Registration Process

  1. Extractor connects to RabbitMQ
  2. Sends registration message with supported file types
  3. Meta manager acknowledges registration
  4. Meta manager starts routing matching files to the extractor

Basic Structure

With the provided examples in /extractors on the Github repository, one needs to change only two things:

# Process the text file
##########################EDITME##############################
##### CHANGE THIS FUNCTION TO EXTRACT METADATA FROM THE FILE #####
##############################################################
tags = process_text_file(local_file_path)
tags = dedupe_tags(tags)

The process_text_file function is the one that needs to be changed to extract metadata from the file. Change its extraction process anyway, just return a list of tags for the resource.
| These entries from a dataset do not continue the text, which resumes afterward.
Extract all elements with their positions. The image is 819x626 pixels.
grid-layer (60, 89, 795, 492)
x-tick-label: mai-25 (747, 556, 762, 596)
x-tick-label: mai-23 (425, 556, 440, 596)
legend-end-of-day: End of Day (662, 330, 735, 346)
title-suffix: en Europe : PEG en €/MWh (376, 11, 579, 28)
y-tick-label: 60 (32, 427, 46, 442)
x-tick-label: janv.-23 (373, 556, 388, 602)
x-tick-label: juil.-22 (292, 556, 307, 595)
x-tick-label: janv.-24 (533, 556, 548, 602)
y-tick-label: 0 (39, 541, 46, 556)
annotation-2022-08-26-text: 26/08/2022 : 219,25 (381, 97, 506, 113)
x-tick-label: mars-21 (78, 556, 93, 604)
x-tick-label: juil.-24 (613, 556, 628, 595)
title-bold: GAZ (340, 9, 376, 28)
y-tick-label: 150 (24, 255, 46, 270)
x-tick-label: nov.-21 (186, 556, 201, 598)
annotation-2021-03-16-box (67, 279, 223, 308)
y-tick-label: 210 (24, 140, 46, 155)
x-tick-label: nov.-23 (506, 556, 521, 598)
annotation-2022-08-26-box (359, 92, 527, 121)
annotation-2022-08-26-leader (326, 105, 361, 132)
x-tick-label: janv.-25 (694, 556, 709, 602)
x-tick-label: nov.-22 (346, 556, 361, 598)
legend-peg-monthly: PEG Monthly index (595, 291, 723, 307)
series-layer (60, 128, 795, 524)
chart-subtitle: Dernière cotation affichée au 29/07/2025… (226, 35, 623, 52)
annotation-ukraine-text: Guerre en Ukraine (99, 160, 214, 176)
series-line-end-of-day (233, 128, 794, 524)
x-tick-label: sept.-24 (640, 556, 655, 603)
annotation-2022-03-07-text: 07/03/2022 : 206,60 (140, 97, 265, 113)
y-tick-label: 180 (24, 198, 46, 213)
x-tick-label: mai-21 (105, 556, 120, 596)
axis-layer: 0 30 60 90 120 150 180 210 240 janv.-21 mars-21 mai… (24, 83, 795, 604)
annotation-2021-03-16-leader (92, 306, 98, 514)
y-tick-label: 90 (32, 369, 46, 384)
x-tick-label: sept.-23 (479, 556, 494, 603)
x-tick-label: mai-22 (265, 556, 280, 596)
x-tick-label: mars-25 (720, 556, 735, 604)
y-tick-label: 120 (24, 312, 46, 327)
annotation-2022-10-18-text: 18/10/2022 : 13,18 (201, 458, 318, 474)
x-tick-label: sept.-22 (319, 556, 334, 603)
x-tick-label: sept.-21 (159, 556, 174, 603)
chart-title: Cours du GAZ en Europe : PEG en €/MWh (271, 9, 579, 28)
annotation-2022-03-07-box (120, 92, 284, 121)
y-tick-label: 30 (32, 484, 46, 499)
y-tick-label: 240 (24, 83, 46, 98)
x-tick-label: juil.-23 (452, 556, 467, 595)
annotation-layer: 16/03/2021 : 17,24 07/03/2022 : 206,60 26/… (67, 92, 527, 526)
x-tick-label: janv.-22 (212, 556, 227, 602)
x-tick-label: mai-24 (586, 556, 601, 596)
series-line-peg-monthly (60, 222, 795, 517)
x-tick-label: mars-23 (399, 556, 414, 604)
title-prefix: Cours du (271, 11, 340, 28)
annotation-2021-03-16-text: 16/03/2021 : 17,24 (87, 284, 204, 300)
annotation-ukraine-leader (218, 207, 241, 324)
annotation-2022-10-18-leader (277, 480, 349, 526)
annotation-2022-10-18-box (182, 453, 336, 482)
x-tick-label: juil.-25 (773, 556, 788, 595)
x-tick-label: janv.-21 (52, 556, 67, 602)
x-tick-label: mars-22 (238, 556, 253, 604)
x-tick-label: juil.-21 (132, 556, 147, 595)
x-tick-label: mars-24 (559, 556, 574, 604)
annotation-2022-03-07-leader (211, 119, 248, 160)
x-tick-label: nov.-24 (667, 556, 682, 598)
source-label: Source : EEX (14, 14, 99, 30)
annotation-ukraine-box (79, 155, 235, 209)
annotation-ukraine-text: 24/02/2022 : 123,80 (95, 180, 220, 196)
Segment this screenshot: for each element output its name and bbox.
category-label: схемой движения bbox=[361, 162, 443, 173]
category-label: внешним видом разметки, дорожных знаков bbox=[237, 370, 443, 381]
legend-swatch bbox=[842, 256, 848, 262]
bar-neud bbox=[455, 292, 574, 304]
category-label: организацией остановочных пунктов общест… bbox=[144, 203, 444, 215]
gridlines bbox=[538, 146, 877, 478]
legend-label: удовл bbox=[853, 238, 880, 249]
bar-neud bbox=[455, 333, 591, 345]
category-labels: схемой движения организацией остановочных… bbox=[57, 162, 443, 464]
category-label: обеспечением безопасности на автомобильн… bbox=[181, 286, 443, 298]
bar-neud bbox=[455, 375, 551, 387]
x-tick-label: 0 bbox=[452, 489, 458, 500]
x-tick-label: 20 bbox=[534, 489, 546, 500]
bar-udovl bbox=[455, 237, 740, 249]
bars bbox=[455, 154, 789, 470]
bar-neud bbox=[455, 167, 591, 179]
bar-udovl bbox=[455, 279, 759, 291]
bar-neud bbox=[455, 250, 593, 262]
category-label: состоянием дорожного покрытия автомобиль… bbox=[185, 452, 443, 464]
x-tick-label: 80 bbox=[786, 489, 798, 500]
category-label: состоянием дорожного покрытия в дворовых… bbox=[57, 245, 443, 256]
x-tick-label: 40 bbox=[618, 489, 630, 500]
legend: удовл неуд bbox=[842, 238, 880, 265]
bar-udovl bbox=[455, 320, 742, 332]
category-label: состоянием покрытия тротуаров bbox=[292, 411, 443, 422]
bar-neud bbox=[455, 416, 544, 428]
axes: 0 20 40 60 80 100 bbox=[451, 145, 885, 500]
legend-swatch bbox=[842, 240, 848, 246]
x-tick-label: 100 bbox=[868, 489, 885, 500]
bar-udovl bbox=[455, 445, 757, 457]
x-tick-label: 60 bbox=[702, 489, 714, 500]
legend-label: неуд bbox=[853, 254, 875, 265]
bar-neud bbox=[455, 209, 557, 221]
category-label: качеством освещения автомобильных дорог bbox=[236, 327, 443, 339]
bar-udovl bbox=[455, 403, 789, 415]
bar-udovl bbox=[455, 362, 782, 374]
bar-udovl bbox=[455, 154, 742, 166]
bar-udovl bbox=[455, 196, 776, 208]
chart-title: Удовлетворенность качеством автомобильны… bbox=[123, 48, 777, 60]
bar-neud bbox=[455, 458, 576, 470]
# Register this module with its supported extensions
registration_message = {
    'module_id': module_id,
    'supported_extensions': ['.txt']  # Text extractor only supports .txt files
        #####################EDITME#############################
        ##### EDIT THIS BASED ON SUPPORTED FILE EXTENSIONS #####
        ########################################################
}

The registration_message is the one that needs to be changed to register the module with its supported extensions. Edit this based on the supported file extensions.

Optional: Change the MODULE_ID to something that represents the module. The default python script will check if it is available and free, if not it will get another free from meta manager.

Important Notes

  • Each extractor instance gets a unique ID and queue
  • Multiple extractors can support the same file types
  • Meta manager uses round-robin distribution for files with multiple supporting extractors
  • Extractors can update their supported types by re-registering

Implementation Guide

1. Basic Structure

Create a new Python file based on the /extractors/txt/main.py structure.

2. Install dependencies

Install the dependencies by running pip install -r requirements.txt based on the /extractors/txt/requirements.txt.

This is just an example, these are the bare minimum, so you will need to add yours to these.

3. Configuration

Create a .env file based on the .env.example from the /extractors/txt folder.

RABBIT_HOST=127.0.0.1
RABBIT_USER=dp-processor
RABBIT_PASS=dp-processor
RABBIT_VHOST=/
RABBIT_PORT=5672

4. Running the extractor

Run the extractor by running python main.py.

Connecting to the System

Steps to Connect:

  1. Ensure your extractor is running and connected to RabbitMQ
  2. The system will automatically detect new extractors
  3. Test your extractor using the CLI:
om --upload test_file.jpg  # Upload a test file
om --rescan test_file.jpg  # Force metadata extraction